Add recovery rebalance support for top state downward transitions#134
proud-parselmouth merged 2 commits intodevfrom
anubagar/downward_st_prioritzation

Conversation

@proud-parselmouth
Copy link
Copy Markdown
Collaborator

Issues

  • My PR addresses the following Helix issues and references them in the PR description:

Presently any top state downward transition message from MASTER->SLAVE or LEADER->STANDBY gets evaluated as a load balance message. This is because when determining message type, Helix checks how many present participants are in the second-top state (e.g., SLAVE) and if that count is >= min active required number (almost always 1), it treats the top state downward transition message as load balance since it is increasing the number of replicas in that state. This causes an issue when it is urgently required to transfer the top state and the load balance messages are throttled due to ST throttle configs.

Description

  • Here are some details about my PR, including screenshots of any UI changes:

Added a new cluster config ENABLE_RECOVERY_REBALANCE_FOR_TOPSTATE_DOWNWARD_TRANSITION to handle such cases. When enabled, the IntermediateStateCalcStage reclassifies any top state downward ST message (e.g., MASTER->SLAVE, LEADER->STANDBY) as RECOVERY_REBALANCE instead of LOAD_BALANCE, ensuring these transitions are not throttled.

Changes:

  • ClusterConfig.java: Added new ENABLE_RECOVERY_REBALANCE_FOR_TOPSTATE_DOWNWARD_TRANSITION config property with getter/setter
  • IntermediateStateCalcStage.java: Added isTopStateDownwardTransition() method that checks if a message transitions from the top state to the second-top state. When the config is enabled and a message is classified as LOAD_BALANCE but is a top state downward transition, it is reclassified as RECOVERY_BALANCE

Tests

  • The following tests are written for this issue:
  1. TestIntermediateStateCalcStage.testEnableRecoveryRebalanceForTopStateDownwardStateTransition — Verifies MASTER->SLAVE is throttled as LOAD_BALANCE without config, and passes as RECOVERY_REBALANCE with config enabled
  2. TestIntermediateStateCalcStage.testNonTopStateDownwardTransitionNotReclassifiedAsRecovery — Verifies SLAVE->OFFLINE is NOT reclassified even with config enabled (negative test)
  3. TestIntermediateStateCalcStage.testRecoveryRebalanceForTopStateDownwardWithLeaderStandby — Verifies LEADER->STANDBY is correctly reclassified with LeaderStandby state model

Changes that Break Backward Compatibility (Optional)

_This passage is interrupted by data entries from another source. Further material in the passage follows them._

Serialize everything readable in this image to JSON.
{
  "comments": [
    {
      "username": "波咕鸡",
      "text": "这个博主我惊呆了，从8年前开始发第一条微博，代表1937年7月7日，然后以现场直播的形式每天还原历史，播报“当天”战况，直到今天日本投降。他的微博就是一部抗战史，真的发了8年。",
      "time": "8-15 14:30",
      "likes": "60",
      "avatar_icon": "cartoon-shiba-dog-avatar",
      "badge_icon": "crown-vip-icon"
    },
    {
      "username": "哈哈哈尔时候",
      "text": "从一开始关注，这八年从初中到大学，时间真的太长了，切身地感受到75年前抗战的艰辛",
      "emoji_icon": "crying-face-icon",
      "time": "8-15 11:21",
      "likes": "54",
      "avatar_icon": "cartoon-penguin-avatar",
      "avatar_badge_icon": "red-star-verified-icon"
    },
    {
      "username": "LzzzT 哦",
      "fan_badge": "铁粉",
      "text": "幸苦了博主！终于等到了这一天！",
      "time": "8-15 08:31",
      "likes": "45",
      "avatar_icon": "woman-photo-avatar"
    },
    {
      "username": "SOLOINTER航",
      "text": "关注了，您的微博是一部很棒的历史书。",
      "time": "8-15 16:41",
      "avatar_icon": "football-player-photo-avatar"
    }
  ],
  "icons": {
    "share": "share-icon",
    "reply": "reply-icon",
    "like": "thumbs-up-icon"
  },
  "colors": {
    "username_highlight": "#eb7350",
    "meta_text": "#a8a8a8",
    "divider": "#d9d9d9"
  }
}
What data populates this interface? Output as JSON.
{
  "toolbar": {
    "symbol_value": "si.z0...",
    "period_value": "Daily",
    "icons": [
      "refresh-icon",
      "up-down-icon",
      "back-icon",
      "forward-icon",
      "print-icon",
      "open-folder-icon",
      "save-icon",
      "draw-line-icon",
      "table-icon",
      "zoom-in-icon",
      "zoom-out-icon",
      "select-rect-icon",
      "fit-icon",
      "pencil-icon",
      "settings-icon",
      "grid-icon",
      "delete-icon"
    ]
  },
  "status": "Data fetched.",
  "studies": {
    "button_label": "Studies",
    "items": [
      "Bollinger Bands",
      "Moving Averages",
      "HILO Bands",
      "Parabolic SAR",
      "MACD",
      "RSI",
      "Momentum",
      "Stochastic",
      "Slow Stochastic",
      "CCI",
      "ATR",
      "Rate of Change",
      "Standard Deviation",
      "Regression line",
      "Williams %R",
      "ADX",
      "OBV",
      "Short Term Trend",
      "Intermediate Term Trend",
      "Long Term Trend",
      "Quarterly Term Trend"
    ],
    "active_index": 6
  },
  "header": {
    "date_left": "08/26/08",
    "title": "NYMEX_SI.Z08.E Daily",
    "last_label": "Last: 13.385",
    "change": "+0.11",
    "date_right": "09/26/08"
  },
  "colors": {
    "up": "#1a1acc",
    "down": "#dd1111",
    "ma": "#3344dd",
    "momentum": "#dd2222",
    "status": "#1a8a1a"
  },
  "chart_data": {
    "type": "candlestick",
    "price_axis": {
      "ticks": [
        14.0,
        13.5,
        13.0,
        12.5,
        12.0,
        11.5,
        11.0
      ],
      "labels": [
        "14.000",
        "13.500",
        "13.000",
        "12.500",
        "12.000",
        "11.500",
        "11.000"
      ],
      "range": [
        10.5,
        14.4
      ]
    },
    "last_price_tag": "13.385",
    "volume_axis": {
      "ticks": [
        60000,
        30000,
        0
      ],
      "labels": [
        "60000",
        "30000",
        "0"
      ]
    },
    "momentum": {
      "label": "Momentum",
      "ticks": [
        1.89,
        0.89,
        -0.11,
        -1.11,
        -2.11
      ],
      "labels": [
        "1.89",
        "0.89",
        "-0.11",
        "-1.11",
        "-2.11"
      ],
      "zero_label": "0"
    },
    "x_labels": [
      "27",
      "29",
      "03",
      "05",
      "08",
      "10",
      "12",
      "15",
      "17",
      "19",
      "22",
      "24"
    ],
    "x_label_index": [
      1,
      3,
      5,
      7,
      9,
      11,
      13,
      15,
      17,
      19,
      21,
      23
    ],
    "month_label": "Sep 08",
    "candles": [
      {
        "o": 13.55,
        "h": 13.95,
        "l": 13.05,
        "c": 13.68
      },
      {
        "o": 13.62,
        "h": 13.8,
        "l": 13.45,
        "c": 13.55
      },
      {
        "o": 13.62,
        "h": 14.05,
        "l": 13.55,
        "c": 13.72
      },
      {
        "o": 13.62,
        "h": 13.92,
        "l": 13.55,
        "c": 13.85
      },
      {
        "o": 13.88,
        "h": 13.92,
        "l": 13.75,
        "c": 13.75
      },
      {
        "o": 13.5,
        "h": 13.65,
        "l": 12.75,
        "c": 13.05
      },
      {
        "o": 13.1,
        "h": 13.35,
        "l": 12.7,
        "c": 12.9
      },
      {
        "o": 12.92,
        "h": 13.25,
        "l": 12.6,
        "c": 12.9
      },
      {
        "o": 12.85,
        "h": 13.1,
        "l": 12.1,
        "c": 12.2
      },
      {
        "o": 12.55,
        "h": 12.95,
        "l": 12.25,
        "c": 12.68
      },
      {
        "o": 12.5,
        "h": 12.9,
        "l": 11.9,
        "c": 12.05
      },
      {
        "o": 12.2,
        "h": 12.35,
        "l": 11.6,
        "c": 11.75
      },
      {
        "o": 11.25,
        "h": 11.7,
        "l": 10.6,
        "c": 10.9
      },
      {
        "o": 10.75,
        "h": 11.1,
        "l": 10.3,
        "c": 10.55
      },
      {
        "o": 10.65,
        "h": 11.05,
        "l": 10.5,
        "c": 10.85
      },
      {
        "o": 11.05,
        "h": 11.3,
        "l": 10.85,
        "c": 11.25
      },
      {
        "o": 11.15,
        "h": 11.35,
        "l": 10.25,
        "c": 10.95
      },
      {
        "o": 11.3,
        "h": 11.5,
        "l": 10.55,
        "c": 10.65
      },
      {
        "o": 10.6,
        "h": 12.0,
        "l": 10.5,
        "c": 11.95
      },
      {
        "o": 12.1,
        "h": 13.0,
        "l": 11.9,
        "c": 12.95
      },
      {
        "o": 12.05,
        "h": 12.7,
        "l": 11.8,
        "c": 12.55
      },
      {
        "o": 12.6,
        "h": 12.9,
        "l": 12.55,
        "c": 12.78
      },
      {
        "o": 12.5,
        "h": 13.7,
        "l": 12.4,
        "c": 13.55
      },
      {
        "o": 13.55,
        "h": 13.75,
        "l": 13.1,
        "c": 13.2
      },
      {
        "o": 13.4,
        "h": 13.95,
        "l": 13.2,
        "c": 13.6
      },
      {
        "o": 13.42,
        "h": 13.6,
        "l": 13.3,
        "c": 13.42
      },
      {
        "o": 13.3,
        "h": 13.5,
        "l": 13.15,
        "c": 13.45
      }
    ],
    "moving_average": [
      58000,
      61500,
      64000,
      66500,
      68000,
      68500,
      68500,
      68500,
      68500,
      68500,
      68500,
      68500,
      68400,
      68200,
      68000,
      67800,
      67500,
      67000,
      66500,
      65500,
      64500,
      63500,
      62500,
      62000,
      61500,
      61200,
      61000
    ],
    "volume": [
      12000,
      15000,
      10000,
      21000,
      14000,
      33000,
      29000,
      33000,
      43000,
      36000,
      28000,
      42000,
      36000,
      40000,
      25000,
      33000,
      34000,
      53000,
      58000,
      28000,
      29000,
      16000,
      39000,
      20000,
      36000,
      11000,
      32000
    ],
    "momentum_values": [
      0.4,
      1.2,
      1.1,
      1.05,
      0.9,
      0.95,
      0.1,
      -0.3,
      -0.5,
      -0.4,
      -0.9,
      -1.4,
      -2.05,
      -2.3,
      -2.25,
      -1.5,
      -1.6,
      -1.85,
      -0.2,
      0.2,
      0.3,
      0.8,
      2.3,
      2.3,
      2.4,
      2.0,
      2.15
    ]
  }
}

  • My PR contains changes that break backward compatibility or previous assumptions for certain methods or API. They include:

(Consider including all behavior changes for public methods or API. Also include these changes in merge description so that other developers are aware of these changes. This allows them to make relevant code changes in feature branches accounting for the new method/API behavior.)

Documentation (Optional)

  • In case of new functionality, my PR adds documentation in the following wiki page:

(Link the GitHub wiki you added)

Commits

  • My commits all reference appropriate Apache Helix GitHub issues in their subject lines. In addition, my commits follow the guidelines from "How to write a good git commit message":
    1. Subject is separated from body by a blank line
    2. Subject is limited to 50 characters (not including Jira issue reference)
    3. Subject does not end with a period
    4. Subject uses the imperative mood ("add", not "adding")
    5. Body wraps at 72 characters
    6. Body explains "what" and "why", not "how"

Code Quality

  • My diff has been formatted using helix-style.xml
    (helix-style-intellij.xml if IntelliJ IDE is used)

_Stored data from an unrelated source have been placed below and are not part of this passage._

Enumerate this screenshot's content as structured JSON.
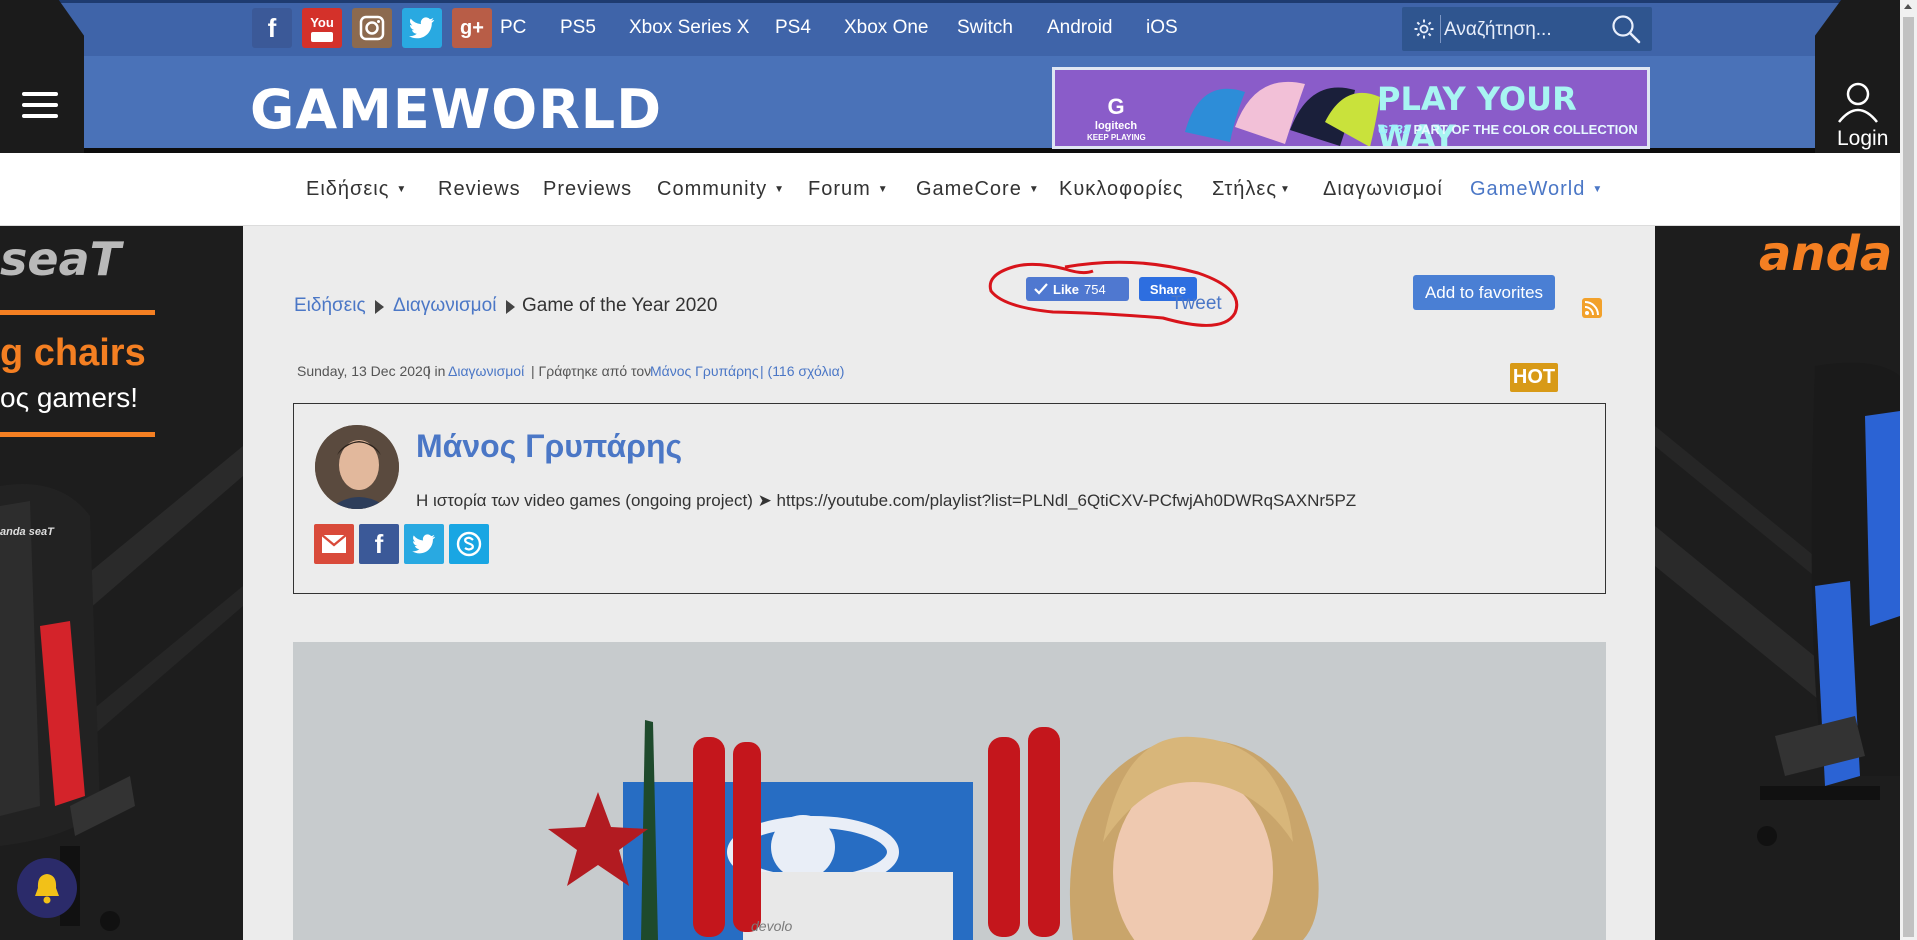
{
  "social": {
    "facebook": "f",
    "youtube": "You",
    "googleplus": "g+"
  },
  "platforms": [
    "PC",
    "PS5",
    "Xbox Series X",
    "PS4",
    "Xbox One",
    "Switch",
    "Android",
    "iOS"
  ],
  "search": {
    "placeholder": "Αναζήτηση..."
  },
  "logo": {
    "text": "GAMEWORLD"
  },
  "banner": {
    "brand": "logitech",
    "tagline": "KEEP PLAYING",
    "title": "PLAY YOUR WAY",
    "model": "G733",
    "subtitle": "PART OF THE COLOR COLLECTION"
  },
  "login": {
    "label": "Login"
  },
  "nav": [
    {
      "label": "Ειδήσεις",
      "caret": "▼"
    },
    {
      "label": "Reviews",
      "caret": ""
    },
    {
      "label": "Previews",
      "caret": ""
    },
    {
      "label": "Community",
      "caret": "▼"
    },
    {
      "label": "Forum",
      "caret": "▼"
    },
    {
      "label": "GameCore",
      "caret": "▼"
    },
    {
      "label": "Κυκλοφορίες",
      "caret": ""
    },
    {
      "label": "Στήλες",
      "caret": "▼"
    },
    {
      "label": "Διαγωνισμοί",
      "caret": ""
    },
    {
      "label": "GameWorld",
      "caret": "▼"
    }
  ],
  "breadcrumb": [
    "Ειδήσεις",
    "Διαγωνισμοί",
    "Game of the Year 2020"
  ],
  "social_widgets": {
    "like_label": "Like",
    "like_count": "754",
    "share_label": "Share",
    "tweet_label": "Tweet"
  },
  "favorites": {
    "label": "Add to favorites"
  },
  "meta": {
    "date": "Sunday, 13 Dec 2020",
    "in_prefix": "| in",
    "category": "Διαγωνισμοί",
    "by_prefix": "| Γράφτηκε από τον",
    "author": "Μάνος Γρυπάρης",
    "comments": "| (116 σχόλια)"
  },
  "hot_badge": "HOT",
  "author_box": {
    "name": "Μάνος Γρυπάρης",
    "bio": "Η ιστορία των video games (ongoing project) ➤ https://youtube.com/playlist?list=PLNdl_6QtiCXV-PCfwjAh0DWRqSAXNr5PZ",
    "share_icons": [
      "mail-icon",
      "facebook-icon",
      "twitter-icon",
      "skype-icon"
    ]
  },
  "side_ads": {
    "left_brand": "seaT",
    "left_line1": "g chairs",
    "left_line2": "ος gamers!",
    "chair_brand": "anda seaT",
    "right_brand": "anda"
  },
  "hero": {
    "box_brand": "devolo"
  },
  "colors": {
    "header_blue": "#4a72b8",
    "link_blue": "#4b77c6",
    "hot_orange": "#d89a17",
    "annotation_red": "#d8141b"
  }
}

Add ENABLE_RECOVERY_REBALANCE_FOR_TOPSTATE_DOWNWARD_TRANSITION config
to classify top state downward transitions (e.g., MASTER->SLAVE,
LEADER->STANDBY) as RECOVERY_REBALANCE instead of LOAD_BALANCE,
preventing them from being throttled during urgent top-state transfers.

Made-with: Cursor
@proud-parselmouth proud-parselmouth force-pushed the anubagar/downward_st_prioritzation branch from 0f7125e to 4b72540 Compare March 12, 2026 15:13
if (recoveryRebalanceForTopStateDownwardTransition
&& rebalanceType.equals(RebalanceType.LOAD_BALANCE)
&& isTopStateDownwardTransition(stateModelDef, message)) {
rebalanceType = RebalanceType.RECOVERY_BALANCE;
Copy link
Copy Markdown
Collaborator

Choose a reason for hiding this comment

The reason will be displayed to describe this comment to others. Learn more.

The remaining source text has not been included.